One day after Christmas, she read that Iowa state regulators had taken over the nonprofit insurance company, and officials warned it could go under.
CoOportunity originally expected just 12,000 consumers to purchase coverage through the nonprofit. They ended up enrolling 120,000, many of whom were sicker and had costly health issues.
As a result, CoOportunity’s expenses and medical claims exceeded their revenue from monthly premiums, which were priced too low.
The state asked the Centers for Medicare and Medicaid Services for additional money, but the agency denied its request.
“You had a perfect storm happen here,” Gerhart said.
For Weldin, the new year brought grim news. She learned that CoOportunity would be liquidated. She would be out of health insurance yet again.
“The CoOportunity people were helpful and wonderful,” Weldin said. “They answered questions. I really didn’t end up dealing with people who were adversarial or contentious. They sincerely wanted to help people and give out new information, and now they’re going to be unemployed.”
Gerhart told The Daily Signal the state acted quickly in notifying consumers about CoOportunity’s liquidation to ensure no one would have a lapse in coverage. So far, more than 80,000 have moved to other plans.
“They faced a crisis, and their claims were eating up all the surplus and reserve [money],” he said. “It was an unfortunate situation, but we had to step in.”
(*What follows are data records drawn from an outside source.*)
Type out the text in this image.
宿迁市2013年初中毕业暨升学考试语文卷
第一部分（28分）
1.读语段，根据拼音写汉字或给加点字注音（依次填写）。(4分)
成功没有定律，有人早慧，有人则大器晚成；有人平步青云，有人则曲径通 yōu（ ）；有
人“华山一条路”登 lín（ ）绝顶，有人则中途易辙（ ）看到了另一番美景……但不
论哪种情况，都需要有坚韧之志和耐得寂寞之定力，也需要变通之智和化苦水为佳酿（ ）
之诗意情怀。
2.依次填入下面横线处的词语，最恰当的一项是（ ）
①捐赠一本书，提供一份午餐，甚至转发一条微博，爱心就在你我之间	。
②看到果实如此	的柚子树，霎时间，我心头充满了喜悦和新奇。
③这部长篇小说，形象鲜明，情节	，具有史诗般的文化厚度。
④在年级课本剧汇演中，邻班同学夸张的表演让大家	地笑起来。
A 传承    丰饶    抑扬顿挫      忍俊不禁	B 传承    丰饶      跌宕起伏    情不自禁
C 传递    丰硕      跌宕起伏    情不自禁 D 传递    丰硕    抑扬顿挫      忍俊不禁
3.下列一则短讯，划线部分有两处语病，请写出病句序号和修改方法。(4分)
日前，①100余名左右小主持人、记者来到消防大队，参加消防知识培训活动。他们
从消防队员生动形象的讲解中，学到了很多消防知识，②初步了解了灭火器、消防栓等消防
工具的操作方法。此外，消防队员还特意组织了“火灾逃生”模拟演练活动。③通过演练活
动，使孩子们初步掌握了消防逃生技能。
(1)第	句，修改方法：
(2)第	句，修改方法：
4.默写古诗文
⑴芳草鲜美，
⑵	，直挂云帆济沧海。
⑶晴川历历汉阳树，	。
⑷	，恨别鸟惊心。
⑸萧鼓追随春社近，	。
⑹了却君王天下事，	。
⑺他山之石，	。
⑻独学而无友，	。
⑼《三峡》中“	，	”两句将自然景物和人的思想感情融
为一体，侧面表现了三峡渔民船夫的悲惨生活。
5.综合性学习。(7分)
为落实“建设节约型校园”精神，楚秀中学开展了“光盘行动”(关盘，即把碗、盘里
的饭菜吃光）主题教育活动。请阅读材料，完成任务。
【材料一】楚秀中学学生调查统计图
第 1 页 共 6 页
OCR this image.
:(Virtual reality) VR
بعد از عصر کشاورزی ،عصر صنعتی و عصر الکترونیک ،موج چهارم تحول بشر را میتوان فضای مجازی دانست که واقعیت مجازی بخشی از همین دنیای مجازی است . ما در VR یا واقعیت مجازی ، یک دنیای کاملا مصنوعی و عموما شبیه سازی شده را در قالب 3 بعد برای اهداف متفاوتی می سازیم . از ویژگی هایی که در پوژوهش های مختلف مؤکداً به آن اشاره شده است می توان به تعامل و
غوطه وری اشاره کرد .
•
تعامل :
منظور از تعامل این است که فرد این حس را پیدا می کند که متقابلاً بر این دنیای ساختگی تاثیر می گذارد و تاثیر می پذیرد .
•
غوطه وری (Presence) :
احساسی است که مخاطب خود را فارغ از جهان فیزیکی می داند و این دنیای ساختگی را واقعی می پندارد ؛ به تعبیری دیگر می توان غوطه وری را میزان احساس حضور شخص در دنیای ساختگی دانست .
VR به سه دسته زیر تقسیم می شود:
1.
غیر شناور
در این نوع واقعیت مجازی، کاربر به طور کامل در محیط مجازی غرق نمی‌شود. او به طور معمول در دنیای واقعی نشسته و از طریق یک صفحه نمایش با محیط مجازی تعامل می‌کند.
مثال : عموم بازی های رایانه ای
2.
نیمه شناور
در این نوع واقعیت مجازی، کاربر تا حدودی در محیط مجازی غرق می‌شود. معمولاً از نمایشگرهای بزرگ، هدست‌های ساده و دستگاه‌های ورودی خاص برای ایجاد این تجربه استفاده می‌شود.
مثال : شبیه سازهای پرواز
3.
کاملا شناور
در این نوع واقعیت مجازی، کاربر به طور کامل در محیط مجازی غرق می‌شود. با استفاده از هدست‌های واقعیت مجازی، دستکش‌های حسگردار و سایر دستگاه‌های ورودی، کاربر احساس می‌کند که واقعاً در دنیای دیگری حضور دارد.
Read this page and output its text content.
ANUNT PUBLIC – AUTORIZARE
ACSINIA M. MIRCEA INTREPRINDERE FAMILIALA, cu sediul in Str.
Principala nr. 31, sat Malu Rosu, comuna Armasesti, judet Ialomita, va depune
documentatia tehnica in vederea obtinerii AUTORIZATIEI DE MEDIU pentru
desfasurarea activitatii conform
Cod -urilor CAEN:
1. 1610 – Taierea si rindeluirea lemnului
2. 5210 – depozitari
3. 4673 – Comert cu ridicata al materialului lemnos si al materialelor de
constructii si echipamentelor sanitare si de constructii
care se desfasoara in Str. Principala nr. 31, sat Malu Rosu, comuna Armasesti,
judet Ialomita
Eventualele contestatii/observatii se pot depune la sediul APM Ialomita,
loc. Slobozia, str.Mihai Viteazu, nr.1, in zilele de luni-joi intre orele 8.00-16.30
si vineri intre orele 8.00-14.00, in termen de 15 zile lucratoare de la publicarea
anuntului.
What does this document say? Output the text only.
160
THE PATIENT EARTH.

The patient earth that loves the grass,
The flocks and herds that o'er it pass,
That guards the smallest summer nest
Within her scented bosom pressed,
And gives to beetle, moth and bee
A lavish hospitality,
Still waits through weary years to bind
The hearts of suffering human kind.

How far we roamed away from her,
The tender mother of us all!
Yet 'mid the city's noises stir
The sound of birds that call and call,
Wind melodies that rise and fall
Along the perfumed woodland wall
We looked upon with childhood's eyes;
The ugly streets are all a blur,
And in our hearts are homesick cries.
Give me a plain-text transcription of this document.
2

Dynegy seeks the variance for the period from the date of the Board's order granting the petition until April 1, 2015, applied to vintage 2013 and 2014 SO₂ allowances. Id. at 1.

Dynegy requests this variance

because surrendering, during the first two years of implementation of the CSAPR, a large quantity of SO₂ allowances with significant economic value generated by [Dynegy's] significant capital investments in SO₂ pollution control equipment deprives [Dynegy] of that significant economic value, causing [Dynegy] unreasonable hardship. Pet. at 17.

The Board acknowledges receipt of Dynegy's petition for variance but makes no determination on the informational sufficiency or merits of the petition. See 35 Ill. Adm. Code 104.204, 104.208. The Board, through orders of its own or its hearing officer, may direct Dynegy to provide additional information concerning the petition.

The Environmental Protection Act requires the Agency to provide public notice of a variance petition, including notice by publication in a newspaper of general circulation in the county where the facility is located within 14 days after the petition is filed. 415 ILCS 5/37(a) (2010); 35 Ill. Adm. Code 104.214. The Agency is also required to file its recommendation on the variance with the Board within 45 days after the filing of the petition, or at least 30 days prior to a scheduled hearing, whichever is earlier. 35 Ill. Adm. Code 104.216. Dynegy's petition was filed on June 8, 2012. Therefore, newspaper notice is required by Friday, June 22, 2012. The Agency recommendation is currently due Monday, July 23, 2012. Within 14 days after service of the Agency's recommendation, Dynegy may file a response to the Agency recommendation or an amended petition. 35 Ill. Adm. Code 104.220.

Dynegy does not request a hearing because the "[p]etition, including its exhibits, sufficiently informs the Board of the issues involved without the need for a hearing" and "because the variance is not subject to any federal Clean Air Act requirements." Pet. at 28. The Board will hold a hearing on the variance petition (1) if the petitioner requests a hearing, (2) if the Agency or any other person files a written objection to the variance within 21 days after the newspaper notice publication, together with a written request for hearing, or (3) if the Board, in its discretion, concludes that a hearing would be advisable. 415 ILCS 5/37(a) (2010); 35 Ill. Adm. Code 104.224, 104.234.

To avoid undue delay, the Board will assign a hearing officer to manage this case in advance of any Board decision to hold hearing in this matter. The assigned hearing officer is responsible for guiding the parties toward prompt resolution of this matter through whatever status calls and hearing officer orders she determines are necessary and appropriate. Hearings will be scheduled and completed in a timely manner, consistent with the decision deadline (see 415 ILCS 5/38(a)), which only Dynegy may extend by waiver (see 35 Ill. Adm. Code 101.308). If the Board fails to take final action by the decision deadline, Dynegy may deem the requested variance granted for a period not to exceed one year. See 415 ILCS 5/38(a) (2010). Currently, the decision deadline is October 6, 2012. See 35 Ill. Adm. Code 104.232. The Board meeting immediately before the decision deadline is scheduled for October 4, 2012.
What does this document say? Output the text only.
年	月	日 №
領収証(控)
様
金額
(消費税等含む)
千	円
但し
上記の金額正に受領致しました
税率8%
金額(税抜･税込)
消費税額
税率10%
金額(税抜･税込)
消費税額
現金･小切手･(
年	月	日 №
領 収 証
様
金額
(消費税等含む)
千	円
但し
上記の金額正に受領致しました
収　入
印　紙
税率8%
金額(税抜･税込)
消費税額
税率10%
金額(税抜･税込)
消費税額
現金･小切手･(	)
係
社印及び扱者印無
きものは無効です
For the third time in less than two years, Weldin had lost her health insurance. And for the third time, she went to HealthCare.gov to select a new plan from a new company.
Now, Weldin has health insurance through Blue Cross Blue Shield. The “silver lining,” she said, is that Weldin is able to see her original doctor and nurse practitioner in Colorado. But the cost of her monthly premiums increased to $235.
“We have a president who said, If you like your plan, you can keep it. If you like your doctor, you can keep it. You will have choices,’” Weldin said. “All three things were an outright lie.”